Note 1 Accounting principles

Note 1 Accounting principles

The parent company essentially applies the same accounting principles as the group does, and thus applies RFR 2, Reporting of Legal Entities. The differences between the parent company’s and the group’s accounting principles result from the parent company’s limitations in applying International Financial Reporting Standards (IFRS) as a consequence of the Swedish Annual Accounts Act and the Law on Safeguarding of Pension Commitments, and are to some extent also based on tax considerations.

Participations in subsidiaries, associated companies and joint ventures

Participations in subsidiaries, associated companies and joint ventures are reported in the parent company using the acquisition cost method.
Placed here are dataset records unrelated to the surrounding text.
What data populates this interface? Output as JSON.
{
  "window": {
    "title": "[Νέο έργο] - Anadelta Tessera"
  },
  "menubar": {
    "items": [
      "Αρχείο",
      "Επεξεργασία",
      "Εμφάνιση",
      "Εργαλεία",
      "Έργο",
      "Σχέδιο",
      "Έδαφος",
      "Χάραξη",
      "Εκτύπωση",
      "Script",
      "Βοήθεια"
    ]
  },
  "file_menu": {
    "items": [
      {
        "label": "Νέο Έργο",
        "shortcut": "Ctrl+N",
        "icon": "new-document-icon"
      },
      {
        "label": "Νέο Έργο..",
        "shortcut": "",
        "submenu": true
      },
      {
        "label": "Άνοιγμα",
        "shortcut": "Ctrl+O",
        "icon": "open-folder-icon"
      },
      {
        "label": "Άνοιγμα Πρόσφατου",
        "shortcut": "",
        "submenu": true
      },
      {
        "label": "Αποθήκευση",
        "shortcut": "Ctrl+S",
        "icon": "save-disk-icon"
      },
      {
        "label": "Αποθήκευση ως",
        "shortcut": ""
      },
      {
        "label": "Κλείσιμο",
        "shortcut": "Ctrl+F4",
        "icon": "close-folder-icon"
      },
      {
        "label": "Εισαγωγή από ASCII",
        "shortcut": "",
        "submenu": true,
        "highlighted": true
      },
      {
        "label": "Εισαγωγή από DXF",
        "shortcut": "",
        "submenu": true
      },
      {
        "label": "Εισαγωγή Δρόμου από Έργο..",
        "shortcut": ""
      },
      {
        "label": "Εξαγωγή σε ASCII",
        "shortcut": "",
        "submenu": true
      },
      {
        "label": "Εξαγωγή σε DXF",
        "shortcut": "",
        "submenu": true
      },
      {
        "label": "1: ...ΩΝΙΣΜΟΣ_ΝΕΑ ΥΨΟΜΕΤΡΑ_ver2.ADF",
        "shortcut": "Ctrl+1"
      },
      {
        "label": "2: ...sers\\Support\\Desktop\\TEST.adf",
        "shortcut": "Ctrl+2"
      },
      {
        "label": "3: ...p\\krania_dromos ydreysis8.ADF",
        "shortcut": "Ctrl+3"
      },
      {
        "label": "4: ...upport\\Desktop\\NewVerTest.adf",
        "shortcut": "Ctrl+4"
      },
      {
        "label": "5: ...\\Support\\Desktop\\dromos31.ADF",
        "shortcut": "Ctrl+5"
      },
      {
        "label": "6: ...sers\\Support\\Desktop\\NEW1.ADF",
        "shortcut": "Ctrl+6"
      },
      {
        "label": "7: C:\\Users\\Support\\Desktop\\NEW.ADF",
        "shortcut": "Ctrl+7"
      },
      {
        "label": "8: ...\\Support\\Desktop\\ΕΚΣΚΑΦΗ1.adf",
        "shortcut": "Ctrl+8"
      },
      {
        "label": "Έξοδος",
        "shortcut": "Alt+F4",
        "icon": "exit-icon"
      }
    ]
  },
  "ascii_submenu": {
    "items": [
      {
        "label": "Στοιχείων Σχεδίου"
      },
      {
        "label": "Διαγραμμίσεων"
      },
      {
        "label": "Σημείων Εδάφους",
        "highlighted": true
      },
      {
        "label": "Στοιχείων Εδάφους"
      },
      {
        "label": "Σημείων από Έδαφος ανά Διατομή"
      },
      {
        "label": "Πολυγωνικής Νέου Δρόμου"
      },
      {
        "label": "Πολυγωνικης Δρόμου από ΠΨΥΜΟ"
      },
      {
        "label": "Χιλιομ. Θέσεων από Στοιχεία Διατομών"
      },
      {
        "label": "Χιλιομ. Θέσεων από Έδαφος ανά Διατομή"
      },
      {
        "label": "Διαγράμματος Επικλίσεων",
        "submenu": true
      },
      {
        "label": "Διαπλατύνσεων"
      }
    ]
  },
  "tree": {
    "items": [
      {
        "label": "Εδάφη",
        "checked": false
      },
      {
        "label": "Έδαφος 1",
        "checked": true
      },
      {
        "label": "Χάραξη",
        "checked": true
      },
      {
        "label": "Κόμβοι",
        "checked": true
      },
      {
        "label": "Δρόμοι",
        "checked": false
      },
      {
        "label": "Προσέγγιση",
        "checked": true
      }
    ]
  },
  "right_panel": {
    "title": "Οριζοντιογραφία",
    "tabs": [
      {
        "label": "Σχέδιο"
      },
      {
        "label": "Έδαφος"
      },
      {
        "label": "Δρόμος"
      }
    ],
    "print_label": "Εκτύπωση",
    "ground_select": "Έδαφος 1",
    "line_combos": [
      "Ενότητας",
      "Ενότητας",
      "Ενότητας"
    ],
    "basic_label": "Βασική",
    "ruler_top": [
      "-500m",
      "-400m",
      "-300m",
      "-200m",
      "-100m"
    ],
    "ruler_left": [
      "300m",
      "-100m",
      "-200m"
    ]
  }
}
Dividends from subsidiaries, associated companies and joint ventures are reported as income when the right to receive such dividend is established.

Anticipated dividends from subsidiaries are reported in cases where the parent company has the exclusive right to determine the size of the dividend and has made a decision on the size of the dividend prior to publication of the parent company’s financial statements.

If the carrying amount of the parent company’s holding in the subsidiary, associated company or joint venture exceeds the carrying amount reported in the financial statements, this is considered an indication of an impairment and an impairment test shall be performed.

Group contributions are reported as balance sheet appropriations.

Employee benefits

Pension commitments for civil servants covered by pension insurance plans are reported in the parent company as defined contribution plans. Other pension costs are included under operating profit.

Financial guarantees

The parent company’s financial guarantees consist mainly of guarantees for the benefit of subsidiaries and joint ventures. Financial guarantees entail the company pledging to compensate the owner of a debt instrument for losses incurred in the event a debtor does not complete payment on the due date specified in the contract. To report financial guarantee agreements, the parent company applies RFR 2, which is somewhat more lenient than the rules in IAS 39 regarding financial guarantee contracts for the benefit of subsidiaries, associated companies and joint ventures. The parent company reports financial guarantee agreements as provisions on the balance sheet when PostNord has a commitment for which payment is likely to be required to settle the commitment.


The parent company reports untaxed reserves, including its deferred tax liability.

Segment reporting

The parent company’s business activities consist of a sole operation, group functions.